John Derbyshire on Fathers, Daughters—and Uncle Reality: What the Next Generation Doesn’t Know Might Hurt It
3rd June 2012
John Derbyshire, Patron Saint of Dyspepsia, speaks the truth that everyone knows but most won’t admit.
Yes, I was a youthful idealist. We all were—including, by his own testimony, VDARE.com’s resident “white nationalist,” American Renaissance Editor Jared Taylor.
So what happened? Whence the “pessimism and cynicism” about race?
Fifty years happened—that’s what happened. Fifty years that thoughtful, observant people of my generation lived through at the regulation speed of one day per day.
We watched the trillions of dollars being spent on social programs—watched the actual dollars disappearing out of our own paychecks.

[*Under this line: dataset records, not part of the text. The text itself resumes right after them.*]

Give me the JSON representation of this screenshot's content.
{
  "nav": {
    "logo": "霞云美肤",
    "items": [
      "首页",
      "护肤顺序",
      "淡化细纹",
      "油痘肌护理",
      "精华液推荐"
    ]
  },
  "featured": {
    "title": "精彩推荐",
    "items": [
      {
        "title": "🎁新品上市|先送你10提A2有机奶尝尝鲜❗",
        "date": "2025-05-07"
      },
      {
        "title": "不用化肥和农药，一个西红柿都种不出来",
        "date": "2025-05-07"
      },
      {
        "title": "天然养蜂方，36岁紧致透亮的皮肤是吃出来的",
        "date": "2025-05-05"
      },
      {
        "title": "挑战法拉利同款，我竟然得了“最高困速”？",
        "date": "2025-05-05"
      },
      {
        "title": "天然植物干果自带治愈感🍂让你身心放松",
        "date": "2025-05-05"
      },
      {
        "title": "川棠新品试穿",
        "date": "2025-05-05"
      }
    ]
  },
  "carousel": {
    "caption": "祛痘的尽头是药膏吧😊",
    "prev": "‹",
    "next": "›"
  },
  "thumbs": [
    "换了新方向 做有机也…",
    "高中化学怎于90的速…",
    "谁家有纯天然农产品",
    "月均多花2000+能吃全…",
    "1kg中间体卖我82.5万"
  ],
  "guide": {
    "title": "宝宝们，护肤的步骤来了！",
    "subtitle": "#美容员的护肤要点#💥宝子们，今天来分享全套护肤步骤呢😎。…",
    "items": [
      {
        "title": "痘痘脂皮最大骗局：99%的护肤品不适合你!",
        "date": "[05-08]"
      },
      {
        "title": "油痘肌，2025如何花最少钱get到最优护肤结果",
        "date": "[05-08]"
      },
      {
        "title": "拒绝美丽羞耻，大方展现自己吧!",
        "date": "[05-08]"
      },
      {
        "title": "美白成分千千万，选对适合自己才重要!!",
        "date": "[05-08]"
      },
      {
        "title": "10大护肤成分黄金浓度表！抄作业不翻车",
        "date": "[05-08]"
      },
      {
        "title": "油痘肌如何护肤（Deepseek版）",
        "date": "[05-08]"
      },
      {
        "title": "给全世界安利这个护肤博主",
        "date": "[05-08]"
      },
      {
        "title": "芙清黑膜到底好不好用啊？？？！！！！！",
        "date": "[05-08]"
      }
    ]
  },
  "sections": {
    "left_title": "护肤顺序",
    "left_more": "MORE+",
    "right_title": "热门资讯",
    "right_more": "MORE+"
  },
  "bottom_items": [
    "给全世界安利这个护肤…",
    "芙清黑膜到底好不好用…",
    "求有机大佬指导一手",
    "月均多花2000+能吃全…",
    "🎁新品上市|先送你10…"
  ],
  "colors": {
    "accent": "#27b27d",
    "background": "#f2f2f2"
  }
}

We saw the vast apparatus of make-work government jobs being assembled. We were there, observing, day by day, when the preferences and favoritism and set-asides were being implemented. We watched as jurisprudence was twisted into pretzel shapes in the name of a bogus “fairness.” We saw the independent black nations of Africa and the Caribbean implode into ruin, chaos and beggary.
We lived through it; we saw it all.
And fifty years on, we see the results. Yes, some real gains in equity, though offset by some losses; but also intractable black poverty, intractable gaps in academic achievement, intractable, stupendous differentials in crime rates.
Pessimism and cynicism? Is someone surprised?